The extraordinary natural environment here not only makes Menghai a renowned place of producing pu-erh, but also brings the unique tea tree here: the Yunnan large leaf species. Our Menghai Palace Ripened Pu-erh Cake Tea 2008 is made of selected tea leaves from the Yunnan large leaf tea trees on Bulang Mountain.
The large leaf species are excellent material for making teas. Plenty of golden buds can be found in this Palace pu-erh cake, which was made of large leaf species. Thus, in ancient times, pu-erh teas of this high grade were limited-offered as tribute to the imperial. Being renowned from the palace, this kind of pu-erh tea tastes quite mellow and full-bodied. The tea was then given the name as Palace Pu-erh.
With the elegant aroma, soft taste and golden appearance, this 2008 Palace Pu-erh is worth trying.
Learn more about this tea here.
Taster’s Review:
Nice! Really, really nice!
I’ve mentioned (many times) about my trials and tribulations when it comes to Pu-erh. But the simple fact is that I do appreciate most pu-erh teas that I’ve tried. I’ve liked more than I’ve disliked.

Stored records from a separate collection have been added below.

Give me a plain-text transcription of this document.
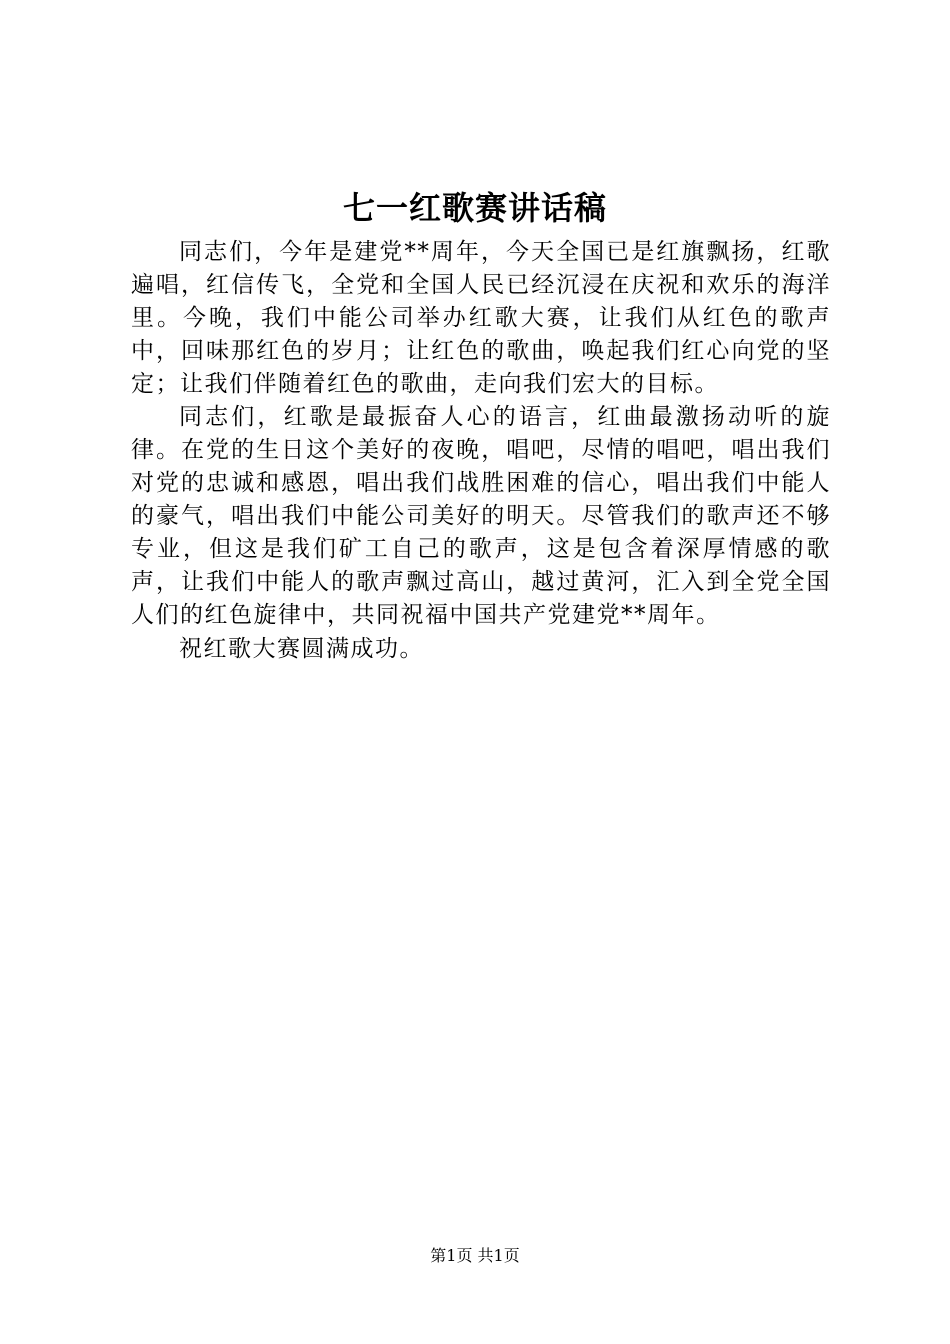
七一红歌赛讲话稿

同志们，今年是建党**周年，今天全国已是红旗飘扬，红歌遍唱，红信传飞，全党和全国人民已经沉浸在庆祝和欢乐的海洋里。今晚，我们中能公司举办红歌大赛，让我们从红色的歌声中，回味那红色的岁月；让红色的歌曲，唤起我们红心向党的坚定；让我们伴随着红色的歌曲，走向我们宏大的目标。

同志们，红歌是最振奋人心的语言，红曲最激扬动听的旋律。在党的生日这个美好的夜晚，唱吧，尽情的唱吧，唱出我们对党的忠诚和感恩，唱出我们战胜困难的信心，唱出我们中能人的豪气，唱出我们中能公司美好的明天。尽管我们的歌声还不够专业，但这是我们矿工自己的歌声，这是包含着深厚情感的歌声，让我们中能人的歌声飘过高山，越过黄河，汇入到全党全国人们的红色旋律中，共同祝福中国共产党建党**周年。

祝红歌大赛圆满成功。

第1页 共1页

Unfortunately, the ones that I disliked, I disliked early in my ‘tea drinking years’ and so the haunting memories remain.

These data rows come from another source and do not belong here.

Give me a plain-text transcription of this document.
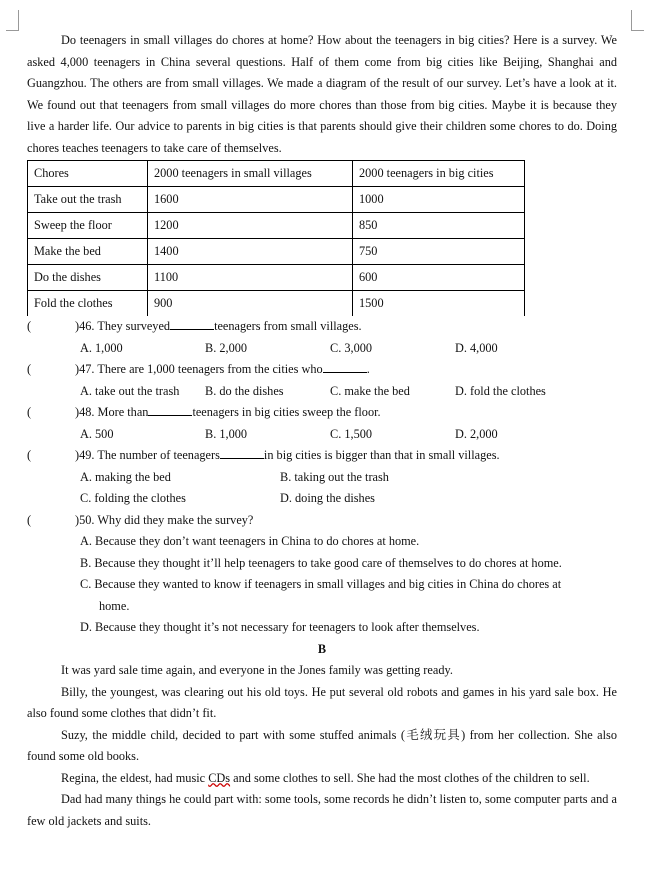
Do teenagers in small villages do chores at home? How about the teenagers in big cities? Here is a survey. We asked 4,000 teenagers in China several questions. Half of them come from big cities like Beijing, Shanghai and Guangzhou. The others are from small villages. We made a diagram of the result of our survey. Let’s have a look at it. We found out that teenagers from small villages do more chores than those from big cities. Maybe it is because they live a harder life. Our advice to parents in big cities is that parents should give their children some chores to do. Doing chores teaches teenagers to take care of themselves.

Chores	2000 teenagers in small villages	2000 teenagers in big cities
Take out the trash	1600	1000
Sweep the floor	1200	850
Make the bed	1400	750
Do the dishes	1100	600
Fold the clothes	900	1500
(	)46. They surveyed	teenagers from small villages.
A. 1,000	B. 2,000	C. 3,000	D. 4,000
(	)47. There are 1,000 teenagers from the cities who	.
A. take out the trash	B. do the dishes	C. make the bed	D. fold the clothes
(	)48. More than	teenagers in big cities sweep the floor.
A. 500	B. 1,000	C. 1,500	D. 2,000
(	)49. The number of teenagers	in big cities is bigger than that in small villages.
A. making the bed	B. taking out the trash
C. folding the clothes	D. doing the dishes
(	)50. Why did they make the survey?
A. Because they don’t want teenagers in China to do chores at home.
B. Because they thought it’ll help teenagers to take good care of themselves to do chores at home.
C. Because they wanted to know if teenagers in small villages and big cities in China do chores at
home.
D. Because they thought it’s not necessary for teenagers to look after themselves.
B

It was yard sale time again, and everyone in the Jones family was getting ready.

Billy, the youngest, was clearing out his old toys. He put several old robots and games in his yard sale box. He also found some clothes that didn’t fit.

Suzy, the middle child, decided to part with some stuffed animals (毛绒玩具) from her collection. She also found some old books.

Regina, the eldest, had music CDs and some clothes to sell. She had the most clothes of the children to sell.

Dad had many things he could part with: some tools, some records he didn’t listen to, some computer parts and a few old jackets and suits.
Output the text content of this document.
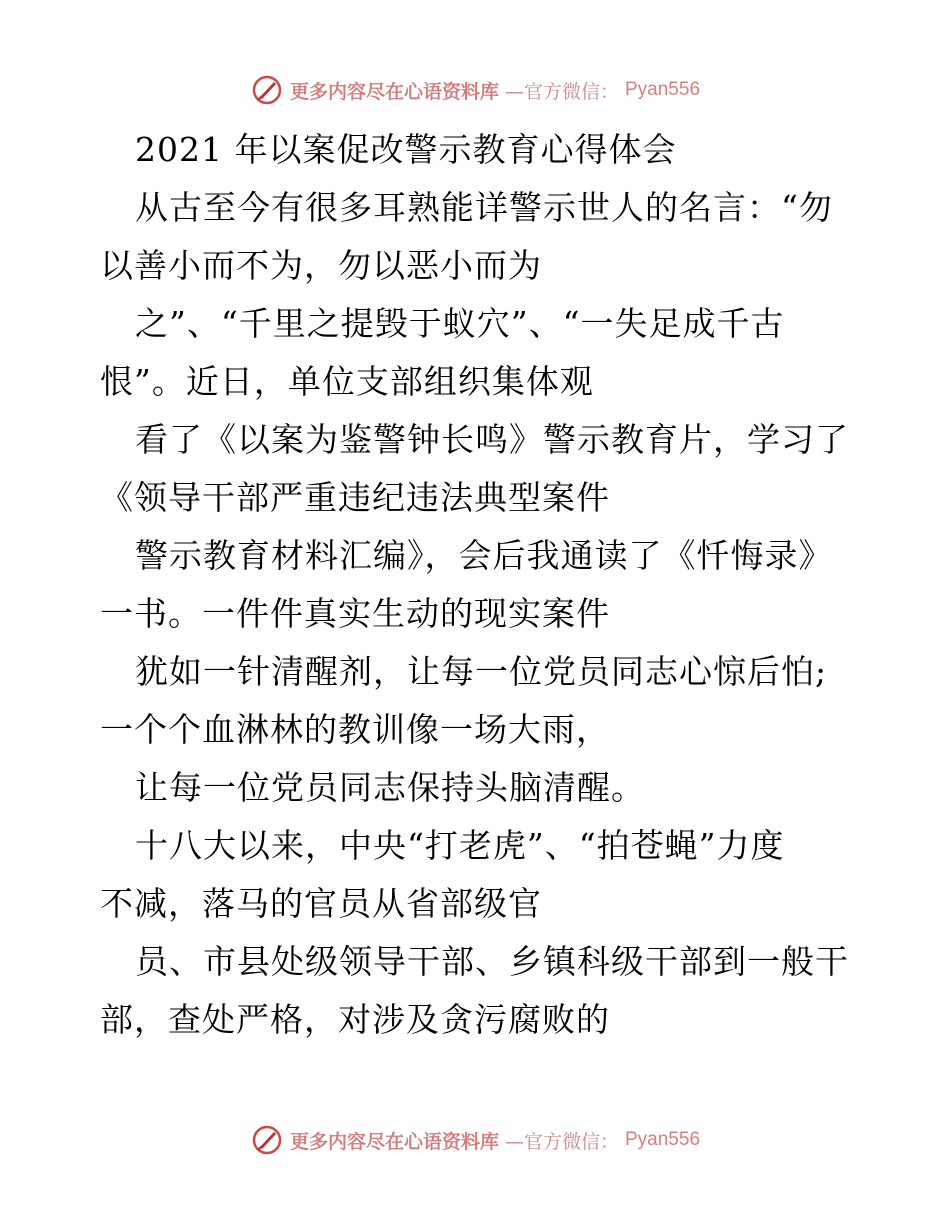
更多内容尽在心语资料库 —官方微信： Pyan556
2021 年以案促改警示教育心得体会
从古至今有很多耳熟能详警示世人的名言：“勿
以善小而不为，勿以恶小而为
之”、“千里之提毁于蚁穴”、“一失足成千古
恨”。近日，单位支部组织集体观
看了《以案为鉴警钟长鸣》警示教育片，学习了
《领导干部严重违纪违法典型案件
警示教育材料汇编》，会后我通读了《忏悔录》
一书。一件件真实生动的现实案件
犹如一针清醒剂，让每一位党员同志心惊后怕;
一个个血淋林的教训像一场大雨，
让每一位党员同志保持头脑清醒。
十八大以来，中央“打老虎”、“拍苍蝇”力度
不减，落马的官员从省部级官
员、市县处级领导干部、乡镇科级干部到一般干
部，查处严格，对涉及贪污腐败的
更多内容尽在心语资料库 —官方微信： Pyan556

Back then I didn’t know how to prepare pu-erh properly. Now, I know how to prepare it. I don’t know if it’s the proper way to prepare it according to customs or whatever – but I found the way to prepare it that works for me: I grab my gaiwan and for this particular pu-erh, I ‘eyeball’ measured the leaf after breaking apart some of the larger chunks from the cake into smaller bits. If I had to venture a guess as to how much leaf this actually ended up being, I’d say it was about a bamboo scoop of tea.

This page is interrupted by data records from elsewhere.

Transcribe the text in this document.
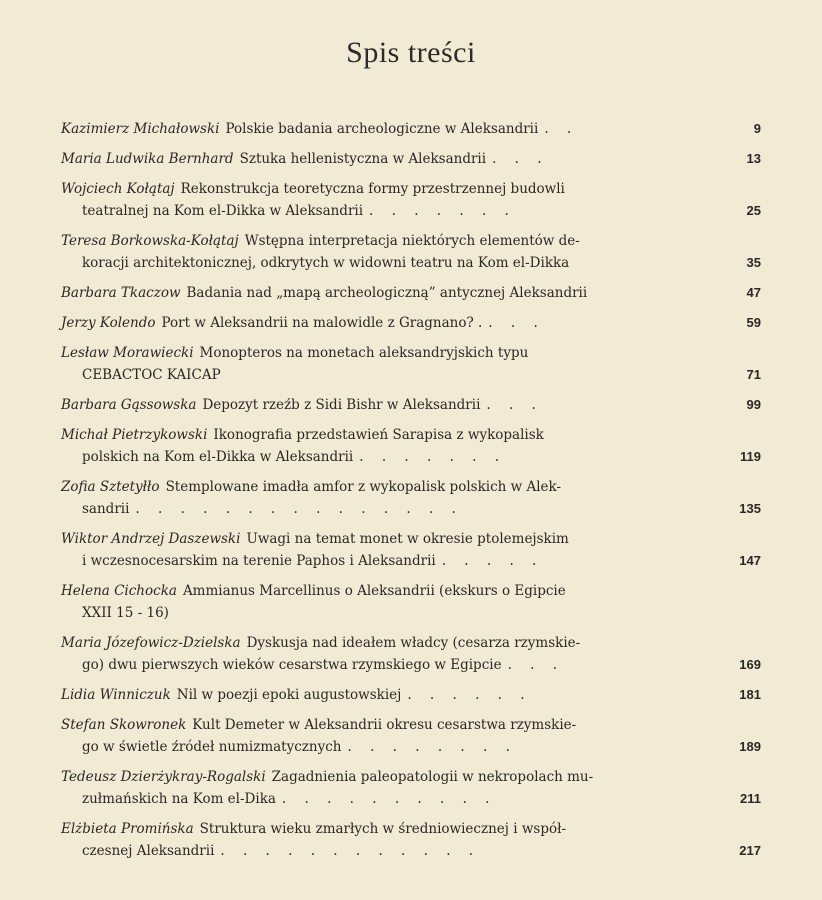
Spis treści
Kazimierz Michałowski Polskie badania archeologiczne w Aleksandrii . .	9
Maria Ludwika Bernhard Sztuka hellenistyczna w Aleksandrii . . .	13
Wojciech Kołątaj Rekonstrukcja teoretyczna formy przestrzennej budowli
teatralnej na Kom el-Dikka w Aleksandrii . . . . . . .	25
Teresa Borkowska-Kołątaj Wstępna interpretacja niektórych elementów de-
koracji architektonicznej, odkrytych w widowni teatru na Kom el-Dikka	35
Barbara Tkaczow Badania nad „mapą archeologiczną” antycznej Aleksandrii	47
Jerzy Kolendo Port w Aleksandrii na malowidle z Gragnano? . . . .	59
Lesław Morawiecki Monopteros na monetach aleksandryjskich typu
CEBACTOC KAICAP	71
Barbara Gąssowska Depozyt rzeźb z Sidi Bishr w Aleksandrii . . .	99
Michał Pietrzykowski Ikonografia przedstawień Sarapisa z wykopalisk
polskich na Kom el-Dikka w Aleksandrii . . . . . . .	119
Zofia Sztetyłło Stemplowane imadła amfor z wykopalisk polskich w Alek-
sandrii . . . . . . . . . . . . . . .	135
Wiktor Andrzej Daszewski Uwagi na temat monet w okresie ptolemejskim
i wczesnocesarskim na terenie Paphos i Aleksandrii . . . . .	147
Helena Cichocka Ammianus Marcellinus o Aleksandrii (ekskurs o Egipcie
XXII 15 - 16)
Maria Józefowicz-Dzielska Dyskusja nad ideałem władcy (cesarza rzymskie-
go) dwu pierwszych wieków cesarstwa rzymskiego w Egipcie . . .	169
Lidia Winniczuk Nil w poezji epoki augustowskiej . . . . . .	181
Stefan Skowronek Kult Demeter w Aleksandrii okresu cesarstwa rzymskie-
go w świetle źródeł numizmatycznych . . . . . . . .	189
Tedeusz Dzierżykray-Rogalski Zagadnienia paleopatologii w nekropolach mu-
zułmańskich na Kom el-Dika . . . . . . . . . .	211
Elżbieta Promińska Struktura wieku zmarłych w średniowiecznej i współ-
czesnej Aleksandrii . . . . . . . . . . . .	217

Then I added enough hot water (heated to 190°F) to cover the leaves and let them infuse for 15 seconds. Then I strained off the liquid and discarded it. Then I filled the gaiwan with more water (190°F) and let it steep for 45 seconds.
The aroma of the first cup is nutty and sweet. The flavor is sweet, like thinned molasses. There is some earthiness to the flavor, but it’s barely there and something that I only pick up on when I slurp the sip to aerate the liquid on my palate. Otherwise, what I’m tasting is very similar to what I’d taste if I were to take the jar of molasses out of my cupboard and heat it up with some water. This tastes like thinned molasses with hints of wildflower honey.
In other words, it’s sweet. Beautifully, deliciously sweet. So delightfully sweet that before I could finish the above review of the first cup, the cup was empty and I needed to go resteep the leaves!
For this infusion, I would normally add 15 seconds onto the steep time (making it 1 minute) but by the time I reached 45 seconds, the liquid was so dark that I decided that I’d stop there. So this second cup was infused just 45 seconds.
This cup is a little bit earthier than the first cup was. It’s still sweet, but the sweetness is a bit more mild this time around. It’s a very mellow and smooth tasting tea with notes of raw cacao! Wow! Nice. I taste hints of flower in there too, but because the flavor of cacao is prevalent, it is difficult to determine what flower I’m tasting.
With later infusions, I found that the tea became increasingly more earthy. The tea is still sweet, but some of those molasses-y flavors are diminishing with each infusion. Still quite cacao-ish, I pick up on notes of leather, wood and mushroom.
Overall, an enjoyable Pu-erh, although I must admit that I preferred those earliest infusions where the tea was more like thinned molasses and very few earthy notes were detected.